Order set project reduces length of stay at Canadian hospitals

By Bernie Monegain
10:20 AM

A study of the Grey Bruce Health Network's Order Set project, which used standardized, Web-based order sets, shows improvements in the length of stay, ordering of best practices and reduced readmissions.

The project began in March 2007 when Toronto-based GBHN partnered with the Open Source Order Set Network (OSOS) to standardize and improve care in the network's 11 hospitals. Since then, GBHN has been able to develop and implement more than 100 evidence-based best practice order sets in all areas of patient care.

Order sets are treatment templates used to generate orders for patients. Patients admitted to the hospital using order sets, compared with those admitted without order sets, showed the following benefits:

  • Length of stay was reduced by almost one full day (from 5.84 to 4.88 days);
  • Unscheduled readmissions during the first week of discharge were reduced by almost 50 percent;
  • The ordering of more than 100 best-practice medications, investigations, consults and treatments was improved.

"We are very excited about these results," said Jessica Meleskie, who headed the project. "The GBHN Order Set project has created a durable foundation for sustained quality improvement in a very cost effective way.
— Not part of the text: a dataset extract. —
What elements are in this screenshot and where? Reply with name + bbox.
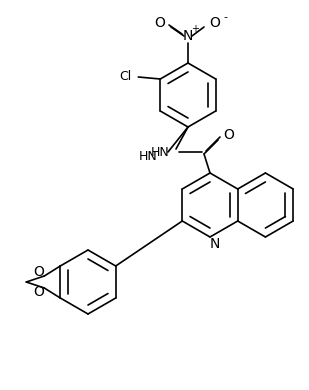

Our Order Set project is a key success factor for our computerized physician order entry project (CPOE) and we plan to continue to develop the use of order sets at GBHN."

The study reviewed 1,847 charts from February 2008 to February 2009. Ten areas of care were examined – acute coronary syndrome, Caesarean section, COPD, congestive heart failure, pneumonia, febrile neutopenia, fractured hip, stroke, hip replacement and vaginal birth. The review included all hospitals in the network.

The network is a voluntary formal collaboration of five corporations: Grey Bruce Health Services (six hospital sites), Hanover and District Hospital (one hospital), South Bruce Grey Health Centre (four hospital sites), Grey Bruce Health Unit and the South West Community Care Access Centre (CCAC).

Order sets improved the ordering of many key quality aspects of care, often dramatically increasing the use of evidence-based best practices. For example, the use of acetylsalicylic acid (ASA) chewable tablets is known to reduce the chance of death when administered to patients with acute coronary syndrome (heart attack). The Grey Bruce audit showed that physicians using order sets were 143 percent more likely to order ASA using an order set compared to those who did use an order set.

The more than 90 hospitals on the OSOS Network will be able to benefit from the work done by GBHN, according to OSOS Network executives.